Friday, September 16, 2022

220916 Our life after the navy years

I was discharged from the navy in March of 1974.
Thus began a new life with Joyce and we were together for the rest of her life. Those first years were not as easy as they were expected to be. Life doesn’t always happen as we plan.

We moved back to Missouri in 1974 and we prepared to open the TV business. We were running low on cash, so I went to work at two other TV shops for more than a year before I could go out on my own. We struggled for four years through a major recession and were losing ground. TV’s had gotten better and needed less repairs and when a set had major problems, people went and bought a new set instead of getting the old one repaired.

In 1978 we sold out and went back to California. By the time we got there, we were running low on cash again. It took most of what we had getting there and acquiring an apartment. I had to cash in some of my US Savings bonds to survive until I found a job. Once I started working things were much better. It was MargaritaVille every weekend. I was making some money at Burroughs and Joyce had a part time job when Annie was in school. Life was a lot better for us. We started saving some money.
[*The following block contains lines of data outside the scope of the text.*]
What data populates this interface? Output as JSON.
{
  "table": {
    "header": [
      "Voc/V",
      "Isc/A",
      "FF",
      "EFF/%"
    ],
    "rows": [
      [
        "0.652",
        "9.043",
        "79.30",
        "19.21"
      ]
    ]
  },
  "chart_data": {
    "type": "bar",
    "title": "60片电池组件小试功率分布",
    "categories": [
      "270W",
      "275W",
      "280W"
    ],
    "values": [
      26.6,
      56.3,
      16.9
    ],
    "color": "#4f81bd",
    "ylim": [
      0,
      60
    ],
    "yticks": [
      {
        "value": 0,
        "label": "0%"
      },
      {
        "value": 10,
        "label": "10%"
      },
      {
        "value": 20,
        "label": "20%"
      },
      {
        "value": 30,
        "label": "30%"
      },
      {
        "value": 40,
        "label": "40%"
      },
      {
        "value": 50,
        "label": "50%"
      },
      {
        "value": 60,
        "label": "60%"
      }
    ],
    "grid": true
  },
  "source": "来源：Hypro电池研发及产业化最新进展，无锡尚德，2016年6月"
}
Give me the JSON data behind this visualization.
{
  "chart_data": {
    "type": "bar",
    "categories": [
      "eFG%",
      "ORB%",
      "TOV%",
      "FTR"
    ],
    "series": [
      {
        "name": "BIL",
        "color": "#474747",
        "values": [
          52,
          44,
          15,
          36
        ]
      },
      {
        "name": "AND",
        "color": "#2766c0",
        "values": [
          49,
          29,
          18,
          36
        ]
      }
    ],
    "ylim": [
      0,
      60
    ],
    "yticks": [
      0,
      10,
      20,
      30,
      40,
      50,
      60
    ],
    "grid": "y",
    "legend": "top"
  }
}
We bought a home a year later, sold it for a nice profit 4 years after that and bought Joyce’s WOW home. We hosted some legendary parties there and lived there until late 1987 when we moved back to Missouri so we would be close enough to our parents to assist them in their elder years. That was needed as I expected it would be. I started working at Litton in January 1988 and worked there until the plant closed in 2007.
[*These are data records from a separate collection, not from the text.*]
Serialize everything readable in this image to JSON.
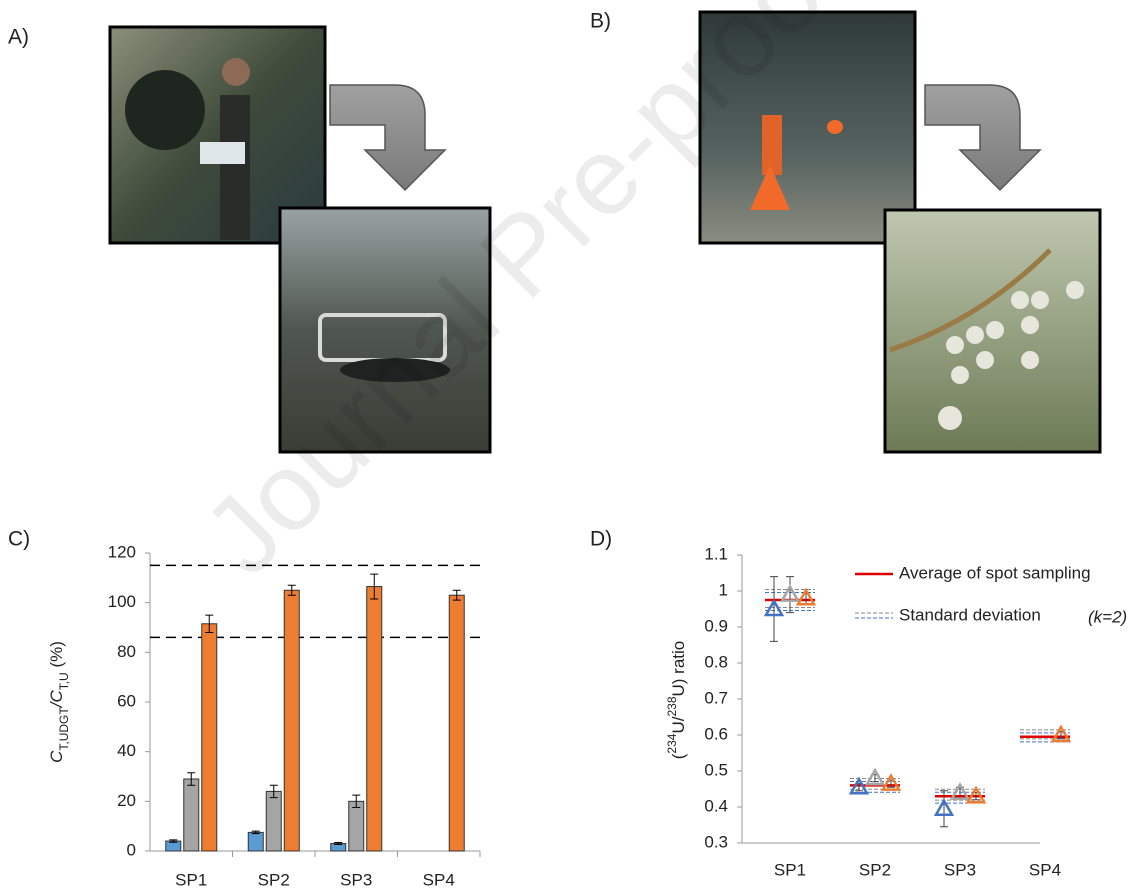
{
  "panels": [
    "A)",
    "B)",
    "C)",
    "D)"
  ],
  "watermark": "Journal Pre-proof",
  "chart_data": [
    {
      "type": "bar",
      "categories": [
        "SP1",
        "SP2",
        "SP3",
        "SP4"
      ],
      "y_label_parts": [
        "C",
        "T,UDGT",
        "/C",
        "T,U",
        " (%)"
      ],
      "ylim": [
        0,
        120
      ],
      "yticks": [
        0,
        20,
        40,
        60,
        80,
        100,
        120
      ],
      "ref_lines": [
        115,
        86
      ],
      "series": [
        {
          "color": "#5b9bd5",
          "values": [
            4,
            7.5,
            3,
            null
          ],
          "errors": [
            0.5,
            0.5,
            0.4,
            null
          ]
        },
        {
          "color": "#a5a5a5",
          "values": [
            29,
            24,
            20,
            null
          ],
          "errors": [
            2.5,
            2.5,
            2.5,
            null
          ]
        },
        {
          "color": "#ed7d31",
          "values": [
            91.5,
            105,
            106.5,
            103
          ],
          "errors": [
            3.5,
            2,
            5,
            2
          ]
        }
      ]
    },
    {
      "type": "scatter",
      "categories": [
        "SP1",
        "SP2",
        "SP3",
        "SP4"
      ],
      "y_label_parts": [
        "(",
        "234",
        "U/",
        "238",
        "U) ratio"
      ],
      "ylim": [
        0.3,
        1.1
      ],
      "yticks": [
        0.3,
        0.4,
        0.5,
        0.6,
        0.7,
        0.8,
        0.9,
        1,
        1.1
      ],
      "series": [
        {
          "color": "#4472c4",
          "values": [
            0.95,
            0.455,
            0.395,
            null
          ],
          "errors": [
            0.09,
            0.01,
            0.05,
            null
          ]
        },
        {
          "color": "#a5a5a5",
          "values": [
            0.99,
            0.48,
            0.44,
            null
          ],
          "errors": [
            0.05,
            0.01,
            0.015,
            null
          ]
        },
        {
          "color": "#ed7d31",
          "values": [
            0.98,
            0.465,
            0.43,
            0.6
          ],
          "errors": [
            0.015,
            0.01,
            0.01,
            0.01
          ]
        }
      ],
      "average": {
        "color": "#e00000",
        "values": [
          0.975,
          0.46,
          0.43,
          0.595
        ]
      },
      "std_dev": {
        "lower": [
          0.95,
          0.445,
          0.415,
          0.585
        ],
        "upper": [
          1.0,
          0.475,
          0.445,
          0.61
        ]
      },
      "legend": [
        "Average of spot sampling",
        "Standard deviation"
      ],
      "legend_note": "(k=2)"
    }
  ]
}
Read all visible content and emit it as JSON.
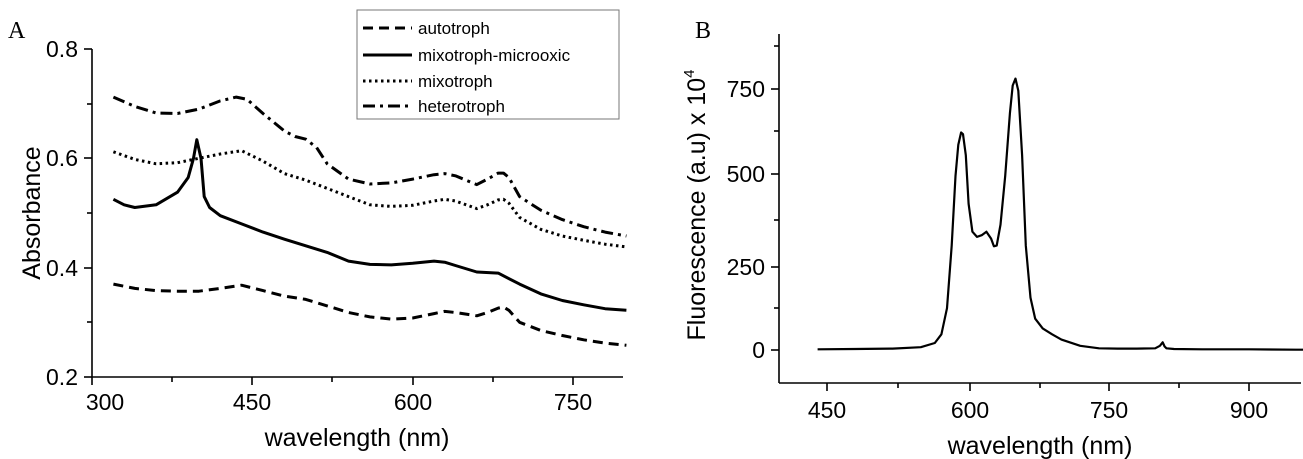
{
  "chart_data": [
    {
      "panel": "A",
      "type": "line",
      "title": "",
      "xlabel": "wavelength (nm)",
      "ylabel": "Absorbance",
      "xlim": [
        300,
        800
      ],
      "ylim": [
        0.2,
        0.8
      ],
      "xticks": [
        300,
        450,
        600,
        750
      ],
      "yticks": [
        0.2,
        0.4,
        0.6,
        0.8
      ],
      "legend_position": "top-right",
      "series": [
        {
          "name": "autotroph",
          "style": "dashed",
          "x": [
            320,
            340,
            360,
            380,
            400,
            420,
            440,
            460,
            480,
            500,
            520,
            540,
            560,
            580,
            600,
            620,
            630,
            640,
            660,
            670,
            680,
            685,
            690,
            700,
            720,
            740,
            760,
            780,
            800
          ],
          "y": [
            0.37,
            0.362,
            0.358,
            0.357,
            0.357,
            0.362,
            0.368,
            0.358,
            0.348,
            0.342,
            0.33,
            0.318,
            0.31,
            0.306,
            0.308,
            0.316,
            0.32,
            0.318,
            0.312,
            0.318,
            0.326,
            0.328,
            0.322,
            0.3,
            0.285,
            0.276,
            0.268,
            0.262,
            0.258
          ]
        },
        {
          "name": "mixotroph-microoxic",
          "style": "solid",
          "x": [
            320,
            330,
            340,
            360,
            380,
            390,
            395,
            398,
            402,
            405,
            410,
            420,
            440,
            460,
            480,
            500,
            520,
            540,
            560,
            580,
            600,
            620,
            630,
            640,
            660,
            680,
            700,
            720,
            740,
            760,
            780,
            800
          ],
          "y": [
            0.525,
            0.515,
            0.51,
            0.515,
            0.538,
            0.565,
            0.6,
            0.634,
            0.6,
            0.53,
            0.51,
            0.495,
            0.48,
            0.465,
            0.452,
            0.44,
            0.428,
            0.412,
            0.406,
            0.405,
            0.408,
            0.412,
            0.41,
            0.404,
            0.392,
            0.39,
            0.37,
            0.352,
            0.34,
            0.332,
            0.325,
            0.322
          ]
        },
        {
          "name": "mixotroph",
          "style": "dotted",
          "x": [
            320,
            340,
            360,
            380,
            400,
            420,
            440,
            460,
            480,
            500,
            520,
            540,
            560,
            580,
            600,
            620,
            630,
            640,
            660,
            670,
            680,
            685,
            690,
            700,
            720,
            740,
            760,
            780,
            800
          ],
          "y": [
            0.612,
            0.598,
            0.59,
            0.592,
            0.6,
            0.608,
            0.614,
            0.595,
            0.572,
            0.56,
            0.545,
            0.53,
            0.515,
            0.512,
            0.514,
            0.522,
            0.525,
            0.522,
            0.508,
            0.515,
            0.524,
            0.525,
            0.518,
            0.492,
            0.47,
            0.458,
            0.45,
            0.443,
            0.438
          ]
        },
        {
          "name": "heterotroph",
          "style": "dashdot",
          "x": [
            320,
            340,
            360,
            380,
            400,
            420,
            435,
            445,
            460,
            480,
            490,
            500,
            510,
            520,
            540,
            560,
            580,
            600,
            620,
            630,
            640,
            660,
            670,
            680,
            685,
            690,
            700,
            720,
            740,
            760,
            780,
            800
          ],
          "y": [
            0.712,
            0.695,
            0.683,
            0.682,
            0.69,
            0.705,
            0.712,
            0.708,
            0.682,
            0.65,
            0.64,
            0.635,
            0.62,
            0.59,
            0.562,
            0.553,
            0.555,
            0.562,
            0.57,
            0.572,
            0.568,
            0.552,
            0.562,
            0.573,
            0.573,
            0.565,
            0.53,
            0.505,
            0.488,
            0.475,
            0.465,
            0.458
          ]
        }
      ]
    },
    {
      "panel": "B",
      "type": "line",
      "title": "",
      "xlabel": "wavelength (nm)",
      "ylabel": "Fluorescence (a.u) x 10",
      "ylabel_superscript": "4",
      "xlim": [
        375,
        1000
      ],
      "ylim": [
        -100,
        900
      ],
      "xticks": [
        450,
        600,
        750,
        900
      ],
      "yticks": [
        0,
        250,
        500,
        750
      ],
      "series": [
        {
          "name": "",
          "style": "solid",
          "x": [
            440,
            480,
            520,
            550,
            565,
            572,
            578,
            583,
            587,
            590,
            593,
            595,
            598,
            601,
            605,
            610,
            615,
            620,
            625,
            628,
            631,
            635,
            640,
            645,
            648,
            651,
            654,
            658,
            662,
            667,
            672,
            680,
            690,
            700,
            720,
            740,
            760,
            780,
            800,
            805,
            808,
            810,
            812,
            820,
            850,
            900,
            950,
            1000
          ],
          "y": [
            2,
            3,
            4,
            8,
            20,
            45,
            120,
            300,
            500,
            590,
            625,
            620,
            560,
            420,
            340,
            325,
            330,
            340,
            320,
            298,
            300,
            360,
            500,
            680,
            760,
            780,
            745,
            560,
            300,
            150,
            90,
            62,
            45,
            30,
            12,
            5,
            4,
            4,
            5,
            12,
            22,
            10,
            5,
            3,
            2,
            2,
            1,
            1
          ]
        }
      ]
    }
  ],
  "panels": {
    "A": {
      "letter": "A",
      "xlabel": "wavelength (nm)",
      "ylabel": "Absorbance",
      "xtick_labels": [
        "300",
        "450",
        "600",
        "750"
      ],
      "ytick_labels": [
        "0.2",
        "0.4",
        "0.6",
        "0.8"
      ],
      "legend": [
        "autotroph",
        "mixotroph-microoxic",
        "mixotroph",
        "heterotroph"
      ]
    },
    "B": {
      "letter": "B",
      "xlabel": "wavelength (nm)",
      "ylabel": "Fluorescence (a.u) x 10",
      "ylabel_sup": "4",
      "xtick_labels": [
        "450",
        "600",
        "750",
        "900"
      ],
      "ytick_labels": [
        "0",
        "250",
        "500",
        "750"
      ]
    }
  }
}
We bought the farm in 1989 and lived there until 2017. We had many good years there. We sold the farm in 2017 and moved to town so we could be close to doctors and hospitals. That was lucky because Joyce had her first brain Aneurysm in October of 2017 and had we been on the farm she may not have made it to the hospital in time to survive. Once Joyce was diagnosed in Springfield she was sent on a life flight helicopter to Saint Louis for surgery. That led to several weeks in Saint Louis until Joyce was sent back to Springfield for rehabilitation after surgery. We almost lost her again in Springfield when she went unconscious and was sent to the hospital in Springfield for another surgery where they put in a device to drain fluids in her skull that were causing excessive pressure inside her brain. She went back to rehabilitation again and was finally released in January of 2018. She was so weak she could barely walk after those months in hospital. She was also suffering from a brain syndrome that gave her hallucinations that frightened her. Driving home she was seeing cars coming right at us on the highway when there were no cars coming at us. She didn’t even recognize where we lived and thought there were windows when they were actually walls. I had to care for her 24/7 for a few months.
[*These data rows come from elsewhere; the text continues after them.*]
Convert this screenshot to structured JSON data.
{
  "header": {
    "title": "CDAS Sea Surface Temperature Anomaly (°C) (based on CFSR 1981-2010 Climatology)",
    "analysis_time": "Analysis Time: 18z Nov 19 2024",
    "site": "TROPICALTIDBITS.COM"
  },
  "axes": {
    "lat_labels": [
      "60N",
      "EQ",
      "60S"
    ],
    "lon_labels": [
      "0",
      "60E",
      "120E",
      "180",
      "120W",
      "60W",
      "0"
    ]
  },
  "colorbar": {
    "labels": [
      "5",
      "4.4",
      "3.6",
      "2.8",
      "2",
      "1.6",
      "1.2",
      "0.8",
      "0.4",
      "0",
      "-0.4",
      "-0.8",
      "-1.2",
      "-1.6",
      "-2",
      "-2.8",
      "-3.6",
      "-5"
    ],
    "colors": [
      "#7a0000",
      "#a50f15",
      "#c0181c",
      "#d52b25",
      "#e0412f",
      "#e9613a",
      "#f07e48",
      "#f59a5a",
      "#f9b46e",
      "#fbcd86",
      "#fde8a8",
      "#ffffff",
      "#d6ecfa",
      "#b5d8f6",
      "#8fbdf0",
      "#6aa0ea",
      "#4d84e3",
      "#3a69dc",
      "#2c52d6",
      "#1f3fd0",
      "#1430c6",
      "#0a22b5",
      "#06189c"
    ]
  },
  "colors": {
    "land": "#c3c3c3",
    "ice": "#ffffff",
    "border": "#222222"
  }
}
Joyce finally recovered, though she had severely limited vision in one eye and none in the other eye. She began to realize the hallucinations were not real and life got much better for her last years. We had some of the best years of our life in her remaining years, until one year ago in our apartment when she went unconscious from another aneurysm. She never recovered. Now, all I have is my memories of Joyce in better times.